Tang Yi-Quan, Zhou Jing-Heng, Yang Fan, Zheng Jie, Wang KeWei
Department of Molecular and Cellular Pharmacology, State Key Laboratory of Natural and Biomimetic Drugs, Peking University School of Pharmaceutical Sciences, Beijing, China.
Department of Physiology and Membrane Biology, University of California School of Medicine, Davis, California.
Biophys J. 2014 Sep 2;107(5):1090-1104. doi: 10.1016/j.bpj.2014.07.038.
A-type Kv4 potassium channels undergo a conformational change toward a nonconductive state at negative membrane potentials, a dynamic process known as pre-open closed states or closed-state inactivation (CSI). CSI causes inhibition of channel activity without the prerequisite of channel opening, thus providing a dynamic regulation of neuronal excitability, dendritic signal integration, and synaptic plasticity at resting. However, the structural determinants underlying Kv4 CSI remain largely unknown. We recently showed that the auxiliary KChIP4a subunit contains an N-terminal Kv4 inhibitory domain (KID) that directly interacts with Kv4.3 channels to enhance CSI. In this study, we utilized the KChIP4a KID to probe key structural elements underlying Kv4 CSI. Using fluorescence resonance energy transfer two-hybrid mapping and bimolecular fluorescence complementation-based screening combined with electrophysiology, we identified the intracellular tetramerization (T1) domain that functions to suppress CSI and serves as a receptor for the binding of KID. Disrupting the Kv4.3 T1-T1 interaction interface by mutating C110A within the C3H1 motif of T1 domain facilitated CSI and ablated the KID-mediated enhancement of CSI. Furthermore, replacing the Kv4.3 T1 domain with the T1 domain from Kv1.4 (without the C3H1 motif) or Kv2.1 (with the C3H1 motif) resulted in channels functioning with enhanced or suppressed CSI, respectively. Taken together, our findings reveal a novel (to our knowledge) role of the T1 domain in suppressing Kv4 CSI, and that KChIP4a KID directly interacts with the T1 domain to facilitate Kv4.3 CSI, thus leading to inhibition of channel function.

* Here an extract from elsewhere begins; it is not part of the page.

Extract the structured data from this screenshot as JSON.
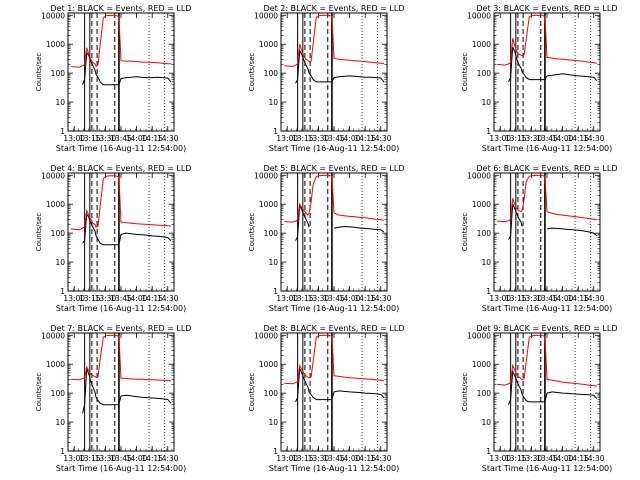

A 型 Kv4 钾通道在负膜电位下会向非传导状态发生构象变化,这是一个被称为预开放关闭状态或关闭状态失活(CSI)的动态过程。CSI 导致通道活性受到抑制,而无需通道开放的前提条件,从而在静息时对神经元兴奋性、树突信号整合和突触可塑性提供动态调节。然而,Kv4 CSI 背后的结构决定因素在很大程度上仍然未知。我们最近表明,辅助性 KChIP4a 亚基包含一个 N 端 Kv4 抑制结构域(KID),它直接与 Kv4.3 通道相互作用以增强 CSI。在本研究中,我们利用 KChIP4a KID 来探究 Kv4 CSI 背后的关键结构元件。通过荧光共振能量转移双杂交图谱和基于双分子荧光互补的筛选结合电生理学方法,我们确定了细胞内四聚化(T1)结构域,其功能是抑制 CSI,并作为 KID 结合的受体。通过突变 T1 结构域 C3H1 基序内的 C110A 破坏 Kv4.3 T1-T1 相互作用界面,促进了 CSI,并消除了 KID 介导的 CSI 增强作用。此外,用 Kv1.4(没有 C3H1 基序)或 Kv2.1(有 C3H1 基序)的 T1 结构域替换 Kv4.3 T1 结构域,分别导致通道在增强或抑制的 CSI 下发挥作用。综上所述,我们的研究结果揭示了 T1 结构域在抑制 Kv4 CSI 方面的一个新(据我们所知)作用,并且 KChIP4a KID 直接与 T1 结构域相互作用以促进 Kv4.3 CSI,从而导致通道功能受到抑制。